LIBS 126: Anthropologists on Campus
MW 1:05-2:20, paired with Comp section 015 (Duda), MW 3:00-4:15
Anthropology professors have studied the lives of university students (My Freshman Year; Coming of Age in New Jersey).This course turns the tables, inviting new students to conduct field work on the “hidden lives” of professors, university staff, and other students. Through guided practice in ethnographic skills—interviewing and participant-observation—students will come to understand what culture means to anthropologists while exploring the multiple cultures of UM-Dearborn and gaining insights on meanings and functions of higher education.

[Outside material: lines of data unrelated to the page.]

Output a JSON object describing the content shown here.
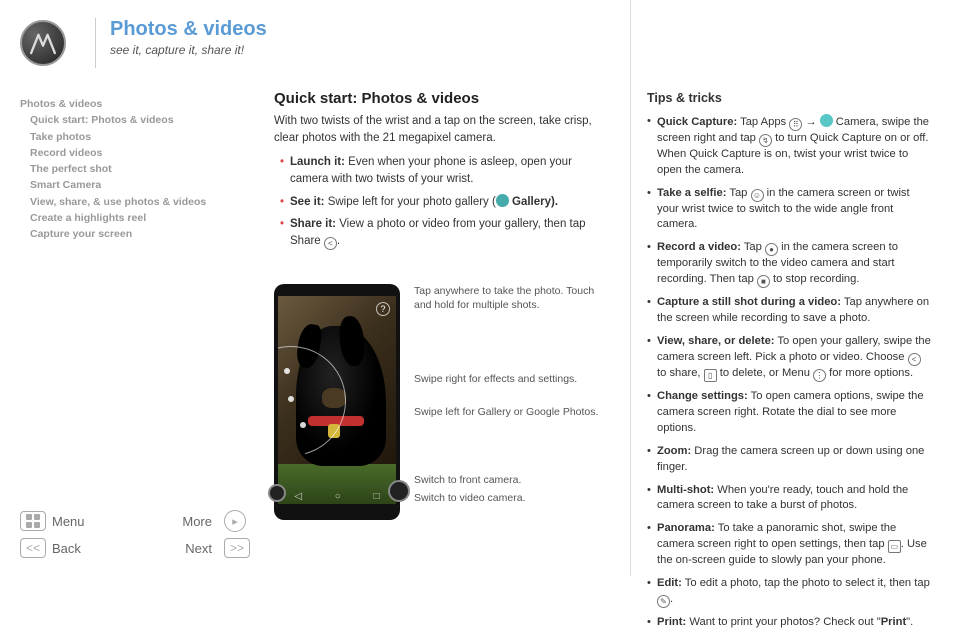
{
  "header": {
    "title": "Photos & videos",
    "tagline": "see it, capture it, share it!"
  },
  "toc": {
    "section": "Photos & videos",
    "items": [
      "Quick start: Photos & videos",
      "Take photos",
      "Record videos",
      "The perfect shot",
      "Smart Camera",
      "View, share, & use photos & videos",
      "Create a highlights reel",
      "Capture your screen"
    ]
  },
  "footer": {
    "menu": "Menu",
    "more": "More",
    "back": "Back",
    "next": "Next"
  },
  "mid": {
    "heading": "Quick start: Photos & videos",
    "intro": "With two twists of the wrist and a tap on the screen, take crisp, clear photos with the 21 megapixel camera.",
    "bullets": [
      {
        "label": "Launch it:",
        "text": " Even when your phone is asleep, open your camera with two twists of your wrist."
      },
      {
        "label": "See it:",
        "text": " Swipe left for your photo gallery (",
        "icon": "gallery",
        "tail": " Gallery)."
      },
      {
        "label": "Share it:",
        "text": " View a photo or video from your gallery, then tap Share ",
        "icon": "share",
        "tail": "."
      }
    ],
    "callouts": {
      "c1": "Tap anywhere to take the photo. Touch and hold for multiple shots.",
      "c2": "Swipe right for effects and settings.",
      "c3": "Swipe left for Gallery or Google Photos.",
      "c4": "Switch to front camera.",
      "c5": "Switch to video camera."
    },
    "help_glyph": "?"
  },
  "tips": {
    "heading": "Tips & tricks",
    "items": [
      {
        "label": "Quick Capture:",
        "pre": " Tap Apps ",
        "i1": "dots",
        "mid1": " → ",
        "i2": "cam",
        "mid2": " Camera, swipe the screen right and tap ",
        "i3": "wand",
        "post": " to turn Quick Capture on or off. When Quick Capture is on, twist your wrist twice to open the camera."
      },
      {
        "label": "Take a selfie:",
        "pre": " Tap ",
        "i1": "selfie",
        "post": " in the camera screen or twist your wrist twice to switch to the wide angle front camera."
      },
      {
        "label": "Record a video:",
        "pre": " Tap ",
        "i1": "rec",
        "mid1": " in the camera screen to temporarily switch to the video camera and start recording. Then tap ",
        "i2": "stop",
        "post": " to stop recording."
      },
      {
        "label": "Capture a still shot during a video:",
        "post": " Tap anywhere on the screen while recording to save a photo."
      },
      {
        "label": "View, share, or delete:",
        "pre": " To open your gallery, swipe the camera screen left. Pick a photo or video. Choose ",
        "i1": "share",
        "mid1": " to share, ",
        "i2": "trash",
        "mid2": " to delete, or Menu ",
        "i3": "menu",
        "post": " for more options."
      },
      {
        "label": "Change settings:",
        "post": " To open camera options, swipe the camera screen right. Rotate the dial to see more options."
      },
      {
        "label": "Zoom:",
        "post": " Drag the camera screen up or down using one finger."
      },
      {
        "label": "Multi-shot:",
        "post": " When you're ready, touch and hold the camera screen to take a burst of photos."
      },
      {
        "label": "Panorama:",
        "pre": " To take a panoramic shot, swipe the camera screen right to open settings, then tap ",
        "i1": "pano",
        "post": ". Use the on-screen guide to slowly pan your phone."
      },
      {
        "label": "Edit:",
        "pre": " To edit a photo, tap the photo to select it, then tap ",
        "i1": "pencil",
        "post": "."
      },
      {
        "label": "Print:",
        "pre": " Want to print your photos? Check out \"",
        "bold": "Print",
        "post": "\"."
      }
    ]
  }
}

Kathryn Anderson-Levitt is Professor of Anthropology and Dean of the College of Arts, Sciences, and Letters. She has conducted fieldwork in France, in Guinea (West Africa), in Dearborn, Detroit, and Los Angeles, and in World Bank and UNESCO offices. As an undergraduate, she changed her major a few times and is happy to report that her not-quite majors in French, international relations, and education all turned out to be useful. She earned her Ph.D. in anthropology at Stanford and has published books called Teaching Cultures and Local Meanings, Global Schooling, and articles with titles like “The Schoolyard Gate: Schooling and Childhood in Global Perspective.” At UM-Dearborn, she has taught Anthro 101, Culture and Sexuality, Psychological Anthropology, and many other courses.
This course may be used to fulfill the following CASL distribution requirement: Behavioral and Social Analysis Group A.